Of course, it’s the interpreter that’s writing nonsense. Just as with Plato. That’s what I call the fanciful interpretation of Berkeley. He never spoke of “ideas”. He spoke of “thoughts” by which he meant sense data. For instance, seeing the round mottled moon up in the sky giving off a foggy brilliance. He was anxious to show that unperceivable things don’t exist in the specific sense of things posited by speculative intelects. By the thing rather than we who look, what he meant is that when we see the moon, a tiny thing, that is what the moon is now, at this distance, and it may be a signal to us that if we approach it, we will see and feel the ground of the moon, but beyond all the different sense data there is nothing more (it is a rather phenomenological attitude). Not for common sense. They mangle him because he holds that God is always perceiving the things when we aren't around, which is the reason for the “Esse est percipi” language. The moon is in the sky, even when we aren't looking, but, it is perceivable, and thus, perceived by God. The point on which everything hangs, I reiterate, is to see the denial of the intellect's power to grasp hidden content not available to the immediate understanding of the sense data, which he calls “thoughts”. I agree, we don't know if there is more we can't perceive directly, Berkeley didn't hold that since he wanted to say God doesn't deceive us.
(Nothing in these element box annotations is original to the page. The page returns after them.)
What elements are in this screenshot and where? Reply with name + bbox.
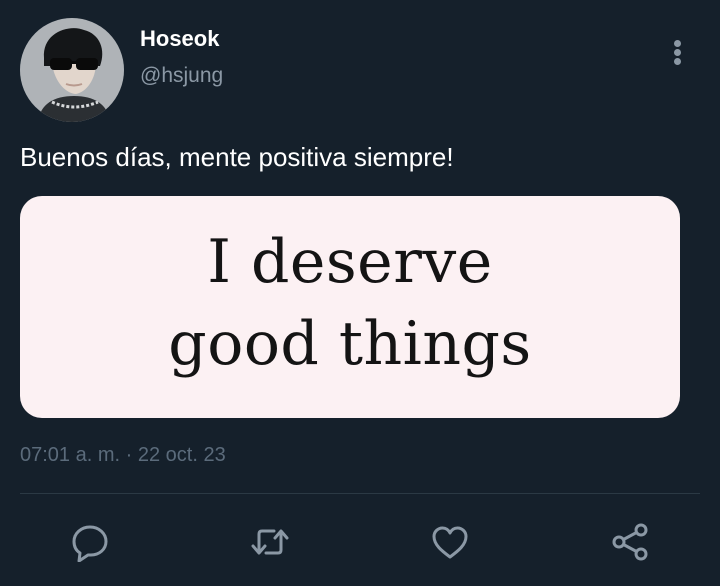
display-name[interactable]: Hoseok xyxy=(140,26,219,52)
more-dot-icon xyxy=(674,40,681,47)
like-icon xyxy=(432,526,468,559)
media-caption: I deserve good things xyxy=(168,221,531,385)
share-button[interactable] xyxy=(610,522,650,562)
tweet-date: 22 oct. 23 xyxy=(137,444,226,466)
tweet-text: Buenos días, mente positiva siempre! xyxy=(20,142,454,172)
retweet-button[interactable] xyxy=(250,522,290,562)
more-options-button[interactable] xyxy=(662,36,694,70)
timestamp-separator: · xyxy=(125,444,133,466)
more-dot-icon xyxy=(674,49,681,56)
retweet-icon xyxy=(251,529,289,555)
profile-photo xyxy=(20,18,124,122)
tweet-timestamp[interactable]: 07:01 a. m. · 22 oct. 23 xyxy=(20,442,226,468)
tweet-time: 07:01 a. m. xyxy=(20,444,121,466)
media-line-2: good things xyxy=(168,309,532,379)
avatar[interactable] xyxy=(20,18,124,122)
media-line-1: I deserve xyxy=(207,227,493,297)
tweet-detail: Hoseok @hsjung Buenos días, mente positi… xyxy=(0,0,720,586)
tweet-media-image[interactable]: I deserve good things xyxy=(20,196,680,418)
like-button[interactable] xyxy=(430,522,470,562)
reply-icon xyxy=(72,525,108,562)
divider xyxy=(20,493,700,494)
reply-button[interactable] xyxy=(70,522,110,562)
user-handle[interactable]: @hsjung xyxy=(140,63,223,89)
share-icon xyxy=(612,523,648,561)
more-dot-icon xyxy=(674,58,681,65)
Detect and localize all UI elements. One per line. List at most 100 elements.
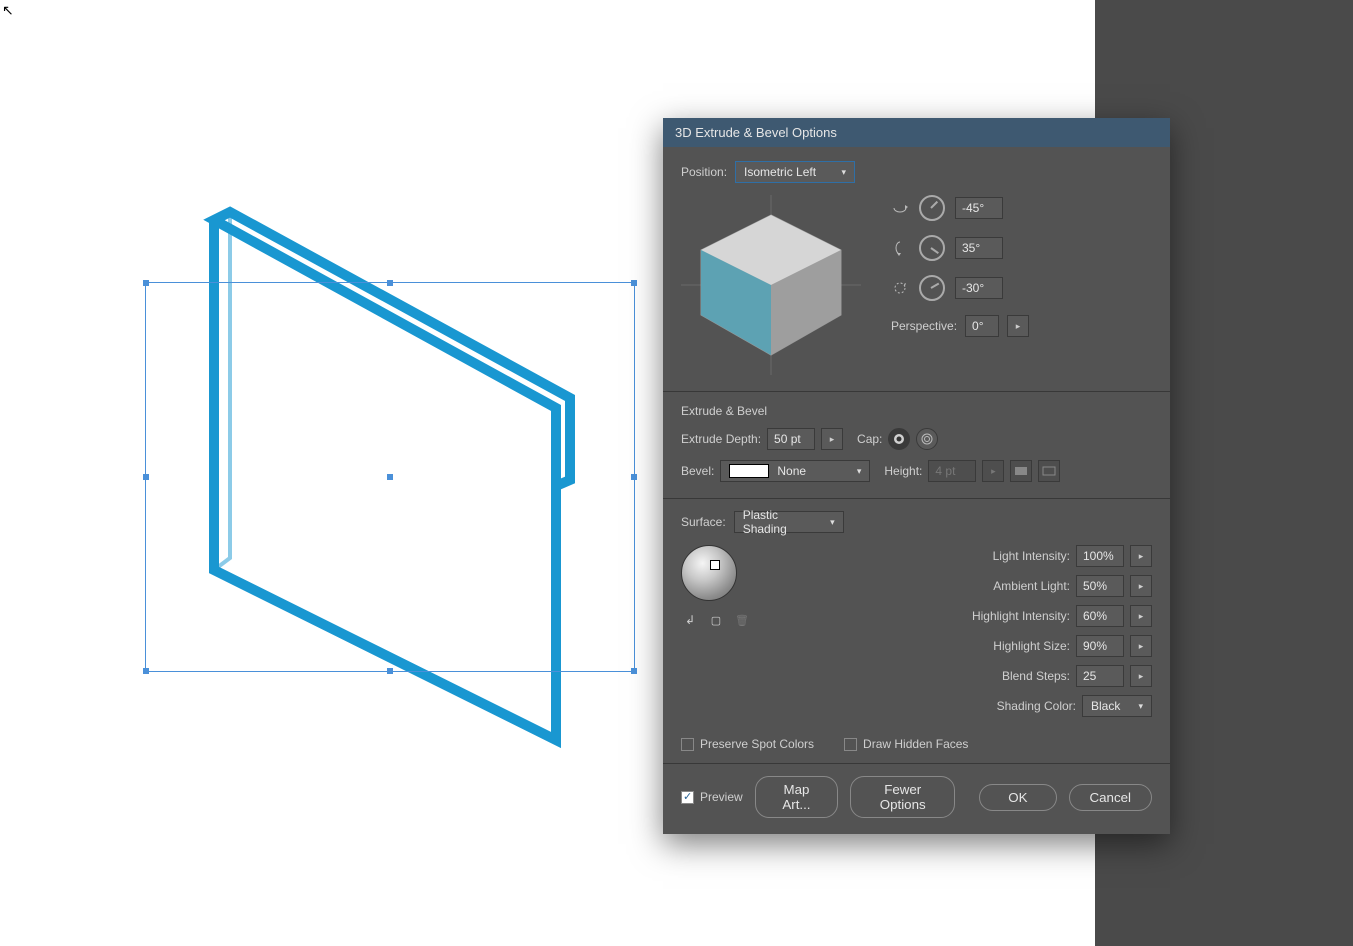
chevron-right-icon: ▸ xyxy=(1139,671,1144,682)
chevron-right-icon: ▸ xyxy=(1139,581,1144,592)
draw-hidden-label: Draw Hidden Faces xyxy=(863,737,968,751)
dialog-title[interactable]: 3D Extrude & Bevel Options xyxy=(663,118,1170,147)
chevron-down-icon: ▾ xyxy=(1138,701,1143,712)
lighting-sphere-group: ↲ ▢ 🗑 xyxy=(681,545,751,725)
page-icon: ▢ xyxy=(711,614,721,627)
lighting-properties: Light Intensity: 100% ▸ Ambient Light: 5… xyxy=(892,545,1152,725)
highlight-intensity-stepper[interactable]: ▸ xyxy=(1130,605,1152,627)
arrow-icon: ↲ xyxy=(685,613,695,627)
perspective-value[interactable]: 0° xyxy=(965,315,999,337)
ambient-light-stepper[interactable]: ▸ xyxy=(1130,575,1152,597)
chevron-down-icon: ▾ xyxy=(842,167,847,178)
chevron-right-icon: ▸ xyxy=(1139,611,1144,622)
highlight-size-value[interactable]: 90% xyxy=(1076,635,1124,657)
cursor-icon: ↖ xyxy=(2,2,14,19)
chevron-right-icon: ▸ xyxy=(1139,641,1144,652)
chevron-right-icon: ▸ xyxy=(830,434,835,445)
preview-label: Preview xyxy=(700,790,743,804)
handle-tm[interactable] xyxy=(387,280,393,286)
cap-on-button[interactable] xyxy=(888,428,910,450)
bevel-extent-in-button xyxy=(1010,460,1032,482)
position-select[interactable]: Isometric Left ▾ xyxy=(735,161,855,183)
rotate-y-knob[interactable] xyxy=(919,235,945,261)
blend-steps-stepper[interactable]: ▸ xyxy=(1130,665,1152,687)
perspective-stepper[interactable]: ▸ xyxy=(1007,315,1029,337)
extrude-depth-stepper[interactable]: ▸ xyxy=(821,428,843,450)
surface-value: Plastic Shading xyxy=(743,508,822,536)
rotate-x-knob[interactable] xyxy=(919,195,945,221)
ambient-light-label: Ambient Light: xyxy=(892,579,1070,593)
highlight-intensity-label: Highlight Intensity: xyxy=(892,609,1070,623)
ok-button[interactable]: OK xyxy=(979,784,1056,811)
bevel-value: None xyxy=(777,464,806,478)
checkbox-icon xyxy=(681,738,694,751)
rotate-z-knob[interactable] xyxy=(919,275,945,301)
extrude-depth-value[interactable]: 50 pt xyxy=(767,428,815,450)
highlight-intensity-value[interactable]: 60% xyxy=(1076,605,1124,627)
highlight-size-stepper[interactable]: ▸ xyxy=(1130,635,1152,657)
bevel-extent-out-button xyxy=(1038,460,1060,482)
blend-steps-value[interactable]: 25 xyxy=(1076,665,1124,687)
map-art-button[interactable]: Map Art... xyxy=(755,776,839,818)
handle-tl[interactable] xyxy=(143,280,149,286)
new-light-button[interactable]: ▢ xyxy=(707,611,725,629)
rotate-y-value[interactable]: 35° xyxy=(955,237,1003,259)
rotate-z-icon xyxy=(891,279,909,297)
position-label: Position: xyxy=(681,165,727,179)
cap-off-button[interactable] xyxy=(916,428,938,450)
handle-br[interactable] xyxy=(631,668,637,674)
extrude-depth-label: Extrude Depth: xyxy=(681,432,761,446)
position-value: Isometric Left xyxy=(744,165,816,179)
ambient-light-value[interactable]: 50% xyxy=(1076,575,1124,597)
handle-mr[interactable] xyxy=(631,474,637,480)
preserve-spot-checkbox[interactable]: Preserve Spot Colors xyxy=(681,737,814,751)
cancel-button[interactable]: Cancel xyxy=(1069,784,1153,811)
handle-tr[interactable] xyxy=(631,280,637,286)
rotation-controls: -45° 35° -30° Perspectiv xyxy=(891,195,1029,375)
cap-label: Cap: xyxy=(857,432,882,446)
height-label: Height: xyxy=(884,464,922,478)
handle-ml[interactable] xyxy=(143,474,149,480)
rotate-y-icon xyxy=(891,239,909,257)
rotate-x-value[interactable]: -45° xyxy=(955,197,1003,219)
selection-bounding-box[interactable] xyxy=(145,282,635,672)
light-intensity-label: Light Intensity: xyxy=(892,549,1070,563)
rotate-x-icon xyxy=(891,199,909,217)
handle-bm[interactable] xyxy=(387,668,393,674)
perspective-label: Perspective: xyxy=(891,319,957,333)
rotation-preview-cube[interactable] xyxy=(681,195,861,375)
preserve-spot-label: Preserve Spot Colors xyxy=(700,737,814,751)
bevel-label: Bevel: xyxy=(681,464,714,478)
rotate-z-value[interactable]: -30° xyxy=(955,277,1003,299)
bevel-select[interactable]: None ▾ xyxy=(720,460,870,482)
delete-light-button: 🗑 xyxy=(733,611,751,629)
checkbox-icon xyxy=(844,738,857,751)
light-intensity-stepper[interactable]: ▸ xyxy=(1130,545,1152,567)
height-stepper: ▸ xyxy=(982,460,1004,482)
trash-icon: 🗑 xyxy=(735,614,749,627)
selection-center xyxy=(387,474,393,480)
chevron-right-icon: ▸ xyxy=(1016,321,1021,332)
chevron-down-icon: ▾ xyxy=(857,466,862,477)
shading-color-label: Shading Color: xyxy=(892,699,1076,713)
fewer-options-button[interactable]: Fewer Options xyxy=(850,776,955,818)
extrude-section-title: Extrude & Bevel xyxy=(681,404,1152,418)
surface-select[interactable]: Plastic Shading ▾ xyxy=(734,511,844,533)
height-value: 4 pt xyxy=(928,460,976,482)
bevel-shape-icon xyxy=(729,464,769,478)
blend-steps-label: Blend Steps: xyxy=(892,669,1070,683)
highlight-size-label: Highlight Size: xyxy=(892,639,1070,653)
chevron-right-icon: ▸ xyxy=(991,466,996,477)
shading-color-select[interactable]: Black ▾ xyxy=(1082,695,1152,717)
handle-bl[interactable] xyxy=(143,668,149,674)
light-intensity-value[interactable]: 100% xyxy=(1076,545,1124,567)
draw-hidden-checkbox[interactable]: Draw Hidden Faces xyxy=(844,737,968,751)
light-handle[interactable] xyxy=(710,560,720,570)
dialog-3d-extrude-bevel: 3D Extrude & Bevel Options Position: Iso… xyxy=(663,118,1170,834)
chevron-right-icon: ▸ xyxy=(1139,551,1144,562)
preview-checkbox[interactable]: Preview xyxy=(681,790,743,804)
checkbox-checked-icon xyxy=(681,791,694,804)
lighting-sphere[interactable] xyxy=(681,545,737,601)
chevron-down-icon: ▾ xyxy=(830,517,835,528)
move-light-back-button[interactable]: ↲ xyxy=(681,611,699,629)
This tendency to read philosophy of the past idiotically is a kind of leveling down which is largely due to the cause that most philosophers have no capability to think, but, rather, to retail paragraphs of text like the one you just adduced. I think it has much to do with the mass academic scaling up of size, in former times one had to have some intelligence to be a philosopher, now it is a routinized career and correspondingly consists of busied production of idiocies for the sake of an interested, not to say entertained, readership.

“As a nondualist I actually fail to see a difference between the two”
I think Locke’s view is due to taking touch and solidity, or “corpuscularity”, more seriously than the other senses. There is a sort of natural tendency towards that view. After all, one can close the eyes, but not the body as a whole.